Since you are looking at Kramer, I will stick with them...since you could argue numerous manufacturers who make similar hardware.

The 729 is not spec'd to support a true DVI in according to Kramer but can be adapted. Perhaps you should look at the vp-747 VP-747 - Scalers - Kramer Electronics. Then you can put the 2 cat-5e extenders right on the outputs program and preview if you don't need the preview option. or use the DVI-DA if you want to preview.

I would be concerned about any possible interface issues, DVI and HDMI have the same legacy heritage in terms of signal structure, but then you are depending on having DVI-HDMI cables and hoping the computer is not sensitive to the difference. 

In an overall what you picked out 'should' work but being conservative I would go with the DVI-DVI connection.

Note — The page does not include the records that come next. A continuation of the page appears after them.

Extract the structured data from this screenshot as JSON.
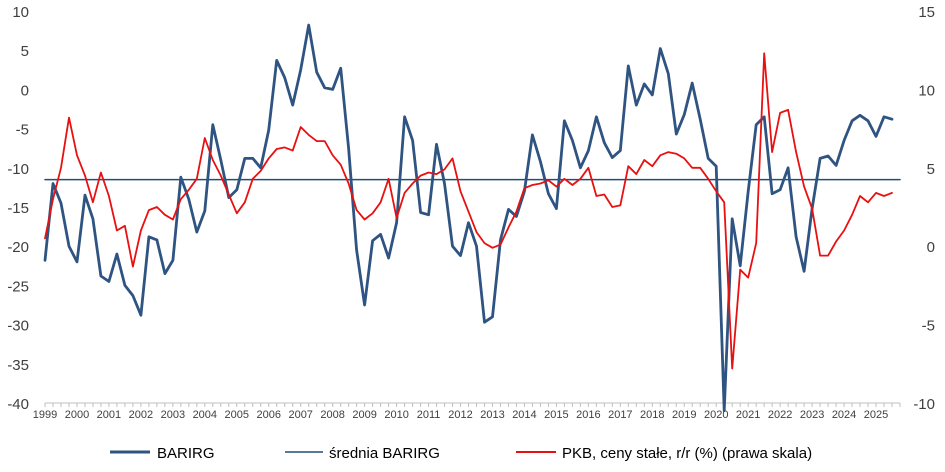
{
  "chart_data": {
    "type": "line",
    "x_tick_labels": [
      "1999",
      "2000",
      "2001",
      "2002",
      "2003",
      "2004",
      "2005",
      "2006",
      "2007",
      "2008",
      "2009",
      "2010",
      "2011",
      "2012",
      "2013",
      "2014",
      "2015",
      "2016",
      "2017",
      "2018",
      "2019",
      "2020",
      "2021",
      "2022",
      "2023",
      "2024",
      "2025"
    ],
    "y_left_ticks": [
      10,
      5,
      0,
      -5,
      -10,
      -15,
      -20,
      -25,
      -30,
      -35,
      -40
    ],
    "y_right_ticks": [
      15,
      10,
      5,
      0,
      -5,
      -10
    ],
    "ylim_left": [
      -40,
      10
    ],
    "ylim_right": [
      -10,
      15
    ],
    "xlim": [
      1999.0,
      2025.75
    ],
    "grid": false,
    "legend_position": "bottom",
    "colors": {
      "barirg": "#2F5481",
      "srednia": "#1F4E79",
      "pkb": "#E81010"
    },
    "series": [
      {
        "name": "BARIRG",
        "axis": "left",
        "x": [
          1999.0,
          1999.25,
          1999.5,
          1999.75,
          2000.0,
          2000.25,
          2000.5,
          2000.75,
          2001.0,
          2001.25,
          2001.5,
          2001.75,
          2002.0,
          2002.25,
          2002.5,
          2002.75,
          2003.0,
          2003.25,
          2003.5,
          2003.75,
          2004.0,
          2004.25,
          2004.5,
          2004.75,
          2005.0,
          2005.25,
          2005.5,
          2005.75,
          2006.0,
          2006.25,
          2006.5,
          2006.75,
          2007.0,
          2007.25,
          2007.5,
          2007.75,
          2008.0,
          2008.25,
          2008.5,
          2008.75,
          2009.0,
          2009.25,
          2009.5,
          2009.75,
          2010.0,
          2010.25,
          2010.5,
          2010.75,
          2011.0,
          2011.25,
          2011.5,
          2011.75,
          2012.0,
          2012.25,
          2012.5,
          2012.75,
          2013.0,
          2013.25,
          2013.5,
          2013.75,
          2014.0,
          2014.25,
          2014.5,
          2014.75,
          2015.0,
          2015.25,
          2015.5,
          2015.75,
          2016.0,
          2016.25,
          2016.5,
          2016.75,
          2017.0,
          2017.25,
          2017.5,
          2017.75,
          2018.0,
          2018.25,
          2018.5,
          2018.75,
          2019.0,
          2019.25,
          2019.5,
          2019.75,
          2020.0,
          2020.25,
          2020.5,
          2020.75,
          2021.0,
          2021.25,
          2021.5,
          2021.75,
          2022.0,
          2022.25,
          2022.5,
          2022.75,
          2023.0,
          2023.25,
          2023.5,
          2023.75,
          2024.0,
          2024.25,
          2024.5,
          2024.75,
          2025.0,
          2025.25,
          2025.5
        ],
        "values": [
          -21.8,
          -12.0,
          -14.5,
          -20.0,
          -22.0,
          -13.5,
          -16.5,
          -23.8,
          -24.5,
          -21.0,
          -25.0,
          -26.3,
          -28.8,
          -18.8,
          -19.2,
          -23.5,
          -21.8,
          -11.2,
          -14.0,
          -18.2,
          -15.5,
          -4.5,
          -9.0,
          -13.8,
          -12.8,
          -8.8,
          -8.8,
          -10.0,
          -5.2,
          3.7,
          1.5,
          -2.0,
          2.5,
          8.2,
          2.2,
          0.2,
          0.0,
          2.7,
          -7.5,
          -20.5,
          -27.5,
          -19.3,
          -18.5,
          -21.5,
          -17.0,
          -3.5,
          -6.5,
          -15.7,
          -16.0,
          -7.0,
          -12.0,
          -20.0,
          -21.2,
          -17.0,
          -20.0,
          -29.7,
          -29.0,
          -19.2,
          -15.3,
          -16.2,
          -13.0,
          -5.8,
          -9.2,
          -13.3,
          -15.2,
          -4.0,
          -6.5,
          -10.0,
          -7.8,
          -3.5,
          -6.8,
          -8.7,
          -7.8,
          3.0,
          -2.0,
          0.7,
          -0.7,
          5.2,
          2.0,
          -5.7,
          -3.2,
          0.8,
          -3.8,
          -8.8,
          -9.8,
          -41.0,
          -16.5,
          -22.5,
          -13.0,
          -4.5,
          -3.5,
          -13.3,
          -12.8,
          -10.0,
          -18.8,
          -23.2,
          -15.2,
          -8.8,
          -8.5,
          -9.7,
          -6.5,
          -4.0,
          -3.3,
          -4.0,
          -6.0,
          -3.5,
          -3.8
        ]
      },
      {
        "name": "średnia BARIRG",
        "axis": "left",
        "x": [
          1999.0,
          2025.75
        ],
        "values": [
          -11.5,
          -11.5
        ]
      },
      {
        "name": "PKB, ceny stałe, r/r (%) (prawa skala)",
        "axis": "right",
        "x": [
          1999.0,
          1999.25,
          1999.5,
          1999.75,
          2000.0,
          2000.25,
          2000.5,
          2000.75,
          2001.0,
          2001.25,
          2001.5,
          2001.75,
          2002.0,
          2002.25,
          2002.5,
          2002.75,
          2003.0,
          2003.25,
          2003.5,
          2003.75,
          2004.0,
          2004.25,
          2004.5,
          2004.75,
          2005.0,
          2005.25,
          2005.5,
          2005.75,
          2006.0,
          2006.25,
          2006.5,
          2006.75,
          2007.0,
          2007.25,
          2007.5,
          2007.75,
          2008.0,
          2008.25,
          2008.5,
          2008.75,
          2009.0,
          2009.25,
          2009.5,
          2009.75,
          2010.0,
          2010.25,
          2010.5,
          2010.75,
          2011.0,
          2011.25,
          2011.5,
          2011.75,
          2012.0,
          2012.25,
          2012.5,
          2012.75,
          2013.0,
          2013.25,
          2013.5,
          2013.75,
          2014.0,
          2014.25,
          2014.5,
          2014.75,
          2015.0,
          2015.25,
          2015.5,
          2015.75,
          2016.0,
          2016.25,
          2016.5,
          2016.75,
          2017.0,
          2017.25,
          2017.5,
          2017.75,
          2018.0,
          2018.25,
          2018.5,
          2018.75,
          2019.0,
          2019.25,
          2019.5,
          2019.75,
          2020.0,
          2020.25,
          2020.5,
          2020.75,
          2021.0,
          2021.25,
          2021.5,
          2021.75,
          2022.0,
          2022.25,
          2022.5,
          2022.75,
          2023.0,
          2023.25,
          2023.5,
          2023.75,
          2024.0,
          2024.25,
          2024.5,
          2024.75,
          2025.0,
          2025.25,
          2025.5
        ],
        "values": [
          0.5,
          3.0,
          5.0,
          8.2,
          5.8,
          4.5,
          2.8,
          4.7,
          3.2,
          1.0,
          1.3,
          -1.3,
          1.0,
          2.3,
          2.5,
          2.0,
          1.7,
          3.0,
          3.6,
          4.3,
          6.9,
          5.5,
          4.5,
          3.3,
          2.1,
          2.8,
          4.3,
          4.8,
          5.6,
          6.2,
          6.3,
          6.1,
          7.6,
          7.1,
          6.7,
          6.7,
          5.8,
          5.2,
          4.0,
          2.3,
          1.7,
          2.1,
          2.8,
          4.3,
          1.8,
          3.4,
          4.0,
          4.5,
          4.7,
          4.6,
          4.9,
          5.6,
          3.5,
          2.2,
          0.9,
          0.2,
          -0.1,
          0.1,
          1.2,
          2.2,
          3.7,
          3.9,
          4.0,
          4.2,
          3.8,
          4.3,
          3.9,
          4.3,
          5.0,
          3.2,
          3.3,
          2.5,
          2.6,
          5.1,
          4.6,
          5.5,
          5.1,
          5.8,
          6.0,
          5.9,
          5.6,
          5.0,
          5.0,
          4.3,
          3.5,
          2.8,
          -7.8,
          -1.5,
          -2.0,
          0.2,
          12.3,
          6.0,
          8.5,
          8.7,
          6.0,
          3.8,
          2.4,
          -0.6,
          -0.6,
          0.3,
          1.0,
          2.0,
          3.2,
          2.8,
          3.4,
          3.2,
          3.4
        ]
      }
    ]
  }
}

and I am always for cables that can be locked in and can't "walk" their way out of the jack.


----------



## museav (Mar 23, 2011)

Theoretically, the video signals on HDMI and single link DVI-D are directly compatible, of course "DVI" could also refer to DVI-A, which is comparable to analog RGBHV, or DVI-I, which handles both digital and analog video signals.

I'm not sure that using the VP-747 Preview and Program outputs instead of a DA is necessarily practical as these are two separate buses. The advantage of this is that you could route different inputs to each output, the disadvantages are that routing a source to both outputs would require making separate selection for each output and you would lose the ability to make any transitions between sources other than hard cuts.


----------